Articles 690 and 691 now define generating capacity as “the sum of parallel-connected inverter maximum continuous output power at 40°C in kilowatts.” As part of the 2017 cycle of revisions, CMP 4 made an effort to reduce costs for larger PV systems, specifically those with a generating capacity greater than or equal to 100 kW. To that end, it added new maximum voltage and circuit current calculation methods, in 690.7(A)(3) and 690.8(A)(1)(2), that allow PEs to use computer simulations to calculate these values. While the traditional calculation methods ensure safety, the CMP recognized that they may also be overly conservative. Using computer models to simulate maximum voltage and current is not only more accurate, but also may allow for more modules per source circuit or smaller conductors and conduit—all of which can lower material costs.

Designers on projects with a generating capacity of more than 100 kW can utilize these new calculation options where a licensed PE designs the system using “an industry-standard method” and provides stamped documentation. Informational Notes clarify that Sandia National Laboratories’ “Photovoltaic Array Performance Model” is one example of an industry-standard method for calculating these values. Since a variety of common PV system simulation programs—such as Helioscope, PVsyst and SAM—incorporate the Sandia model, PEs can use these platforms to calculate maximum voltage and current values for dc PV circuits.

Calculating maximum current. With regard to the maximum current calculation for PV source and output circuits, it is worth noting that 690.8(A)(1)(2) contains two directives. First, the value must be based on the “highest 3-hour current average resulting from the local irradiance on the PV array accounting for elevation and orientation.” This is the value that PEs can derive from simulation program data. Second, the Code establishes a floor or minimum value that applies regardless of the simulation results. Specifically, the current value cannot be less than 70% of the value calculated using 690.8 (A)(1)(1), which is the traditional method of calculating the maximum current based on 125% of the parallel-connected PV module Isc ratings.
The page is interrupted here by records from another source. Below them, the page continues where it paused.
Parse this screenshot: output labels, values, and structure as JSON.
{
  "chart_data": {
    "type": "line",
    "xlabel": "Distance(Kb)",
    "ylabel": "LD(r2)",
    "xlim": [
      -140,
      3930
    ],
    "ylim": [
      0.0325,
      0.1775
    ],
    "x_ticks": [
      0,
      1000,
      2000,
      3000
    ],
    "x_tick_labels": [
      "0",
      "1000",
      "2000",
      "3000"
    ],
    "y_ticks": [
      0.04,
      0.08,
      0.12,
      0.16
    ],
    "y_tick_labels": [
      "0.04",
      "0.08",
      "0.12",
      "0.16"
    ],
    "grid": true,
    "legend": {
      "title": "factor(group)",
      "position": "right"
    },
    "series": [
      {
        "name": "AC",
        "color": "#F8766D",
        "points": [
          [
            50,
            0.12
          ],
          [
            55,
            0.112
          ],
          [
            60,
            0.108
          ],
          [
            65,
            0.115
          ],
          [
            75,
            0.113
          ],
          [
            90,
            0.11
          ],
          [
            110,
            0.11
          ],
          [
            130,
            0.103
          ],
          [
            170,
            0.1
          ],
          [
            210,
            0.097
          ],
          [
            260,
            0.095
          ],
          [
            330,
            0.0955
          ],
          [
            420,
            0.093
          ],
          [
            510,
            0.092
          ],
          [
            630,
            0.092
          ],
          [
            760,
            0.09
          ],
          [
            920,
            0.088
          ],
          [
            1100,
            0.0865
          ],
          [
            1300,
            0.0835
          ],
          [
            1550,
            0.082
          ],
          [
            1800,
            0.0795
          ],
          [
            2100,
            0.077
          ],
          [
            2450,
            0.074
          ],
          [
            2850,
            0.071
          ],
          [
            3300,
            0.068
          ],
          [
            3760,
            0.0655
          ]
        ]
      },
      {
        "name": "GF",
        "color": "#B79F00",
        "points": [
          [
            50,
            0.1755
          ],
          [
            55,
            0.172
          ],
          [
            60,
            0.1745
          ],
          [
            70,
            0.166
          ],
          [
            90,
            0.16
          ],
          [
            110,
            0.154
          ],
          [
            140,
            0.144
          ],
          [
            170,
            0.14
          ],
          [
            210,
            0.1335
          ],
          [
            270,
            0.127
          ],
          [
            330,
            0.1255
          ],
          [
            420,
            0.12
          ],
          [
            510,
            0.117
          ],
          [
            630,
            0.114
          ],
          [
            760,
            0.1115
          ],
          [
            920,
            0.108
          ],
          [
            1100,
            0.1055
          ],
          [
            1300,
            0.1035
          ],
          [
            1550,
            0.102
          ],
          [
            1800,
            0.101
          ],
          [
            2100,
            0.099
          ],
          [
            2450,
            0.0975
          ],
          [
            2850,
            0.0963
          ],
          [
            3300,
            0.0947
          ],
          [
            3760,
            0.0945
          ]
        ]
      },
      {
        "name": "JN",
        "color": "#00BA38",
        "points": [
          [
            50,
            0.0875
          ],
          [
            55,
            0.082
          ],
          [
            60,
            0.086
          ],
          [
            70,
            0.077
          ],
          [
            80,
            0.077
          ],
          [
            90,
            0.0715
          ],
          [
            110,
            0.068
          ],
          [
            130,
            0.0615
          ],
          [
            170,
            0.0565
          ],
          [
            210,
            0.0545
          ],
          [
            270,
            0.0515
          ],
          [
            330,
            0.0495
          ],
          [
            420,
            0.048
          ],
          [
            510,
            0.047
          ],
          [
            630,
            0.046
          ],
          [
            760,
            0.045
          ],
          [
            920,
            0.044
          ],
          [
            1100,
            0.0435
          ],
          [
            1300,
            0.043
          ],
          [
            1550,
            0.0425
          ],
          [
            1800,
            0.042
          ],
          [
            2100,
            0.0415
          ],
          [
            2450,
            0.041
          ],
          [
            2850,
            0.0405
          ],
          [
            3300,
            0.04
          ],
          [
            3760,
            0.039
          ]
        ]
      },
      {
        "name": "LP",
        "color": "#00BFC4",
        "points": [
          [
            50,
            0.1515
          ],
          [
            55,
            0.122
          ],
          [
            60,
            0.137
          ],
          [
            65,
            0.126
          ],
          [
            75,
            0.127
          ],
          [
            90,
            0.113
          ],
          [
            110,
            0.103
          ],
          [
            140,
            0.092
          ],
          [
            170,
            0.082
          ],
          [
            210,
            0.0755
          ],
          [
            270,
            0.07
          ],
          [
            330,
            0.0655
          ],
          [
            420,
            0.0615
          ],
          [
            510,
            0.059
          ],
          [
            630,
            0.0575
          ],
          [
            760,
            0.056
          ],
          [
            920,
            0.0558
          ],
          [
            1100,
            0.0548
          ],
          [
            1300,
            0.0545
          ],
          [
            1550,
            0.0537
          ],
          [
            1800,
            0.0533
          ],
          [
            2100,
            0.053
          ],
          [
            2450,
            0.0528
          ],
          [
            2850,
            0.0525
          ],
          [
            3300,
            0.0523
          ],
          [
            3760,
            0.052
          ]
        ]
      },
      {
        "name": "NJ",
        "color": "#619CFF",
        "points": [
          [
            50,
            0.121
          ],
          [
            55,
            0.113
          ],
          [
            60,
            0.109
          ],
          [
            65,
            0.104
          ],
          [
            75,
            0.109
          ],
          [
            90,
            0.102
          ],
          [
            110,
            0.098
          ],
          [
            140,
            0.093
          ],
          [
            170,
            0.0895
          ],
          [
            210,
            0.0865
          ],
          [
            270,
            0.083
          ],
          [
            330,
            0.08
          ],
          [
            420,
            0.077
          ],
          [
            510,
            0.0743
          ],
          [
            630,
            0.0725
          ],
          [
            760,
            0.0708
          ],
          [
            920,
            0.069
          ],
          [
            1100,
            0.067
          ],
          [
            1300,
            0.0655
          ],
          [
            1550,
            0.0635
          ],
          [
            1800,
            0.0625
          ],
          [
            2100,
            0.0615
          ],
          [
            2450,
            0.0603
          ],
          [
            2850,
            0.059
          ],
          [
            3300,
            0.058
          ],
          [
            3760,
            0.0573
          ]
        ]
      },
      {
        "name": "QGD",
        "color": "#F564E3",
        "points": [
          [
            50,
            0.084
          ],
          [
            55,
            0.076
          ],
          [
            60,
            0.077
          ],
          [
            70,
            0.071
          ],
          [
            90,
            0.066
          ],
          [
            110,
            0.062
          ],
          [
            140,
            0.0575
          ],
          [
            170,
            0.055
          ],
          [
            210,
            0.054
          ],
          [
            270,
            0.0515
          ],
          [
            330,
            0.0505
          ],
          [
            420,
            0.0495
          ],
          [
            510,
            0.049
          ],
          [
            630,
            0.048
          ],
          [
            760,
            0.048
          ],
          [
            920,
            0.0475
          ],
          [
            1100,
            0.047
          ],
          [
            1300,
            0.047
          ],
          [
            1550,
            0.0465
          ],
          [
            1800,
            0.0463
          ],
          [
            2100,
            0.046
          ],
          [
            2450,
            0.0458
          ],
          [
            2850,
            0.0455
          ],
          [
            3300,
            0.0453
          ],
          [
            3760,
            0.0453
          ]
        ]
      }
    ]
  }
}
“It will take engineers a while to grasp the maximum current calculation method,” opines Brooks, “but once they do, PV system designs will improve. The new calculation method will reduce conductor and conduit costs, which make up an increasing percentage of the overall costs in large PV systems.”

As an example, consider a case in which a professional electrical engineer performs a simulation showing that the highest 3-hour average annual source-circuit current value is 8.6 A for an array made up of modules with an Isc rating of 9.49 A. If the system has a generating capacity of less than 100 kW, the PE must size the source-circuit conductors based on 690.8(A)(1)(1): 9.49 A x 125% = 11.86 A. If the system has a generating capacity of more than 100 kW, the PE can size the conductors based on the simulated value (8.6 A), according to 690.8(A)(1)(2), provided that the simulated value is not less than 70% of the 690.8(A)(1)(1) value. In this case, the simulated value is the maximum current for design purposes, since 8.6 A is higher than the minimum allowable value of 8.3 A (11.86 A x 70%).

Maximum voltage. Integrators and inspectors should note that 690.7 expands on the maximum voltage limits between any two circuit conductors and any conductor and ground. As in earlier Code editions, the maximum allowable voltage in one- and two-family residential applications remains 600 Vdc. Unlike in earlier editions, the maximum allowable voltage for PV systems on other types of buildings is now 1,000 Vdc. Ground-mounted systems, meanwhile, are not subject to a voltage limitation and do not need to comply with Parts II and III of Article 490 if they have a rated voltage of 1,500 Vdc or less.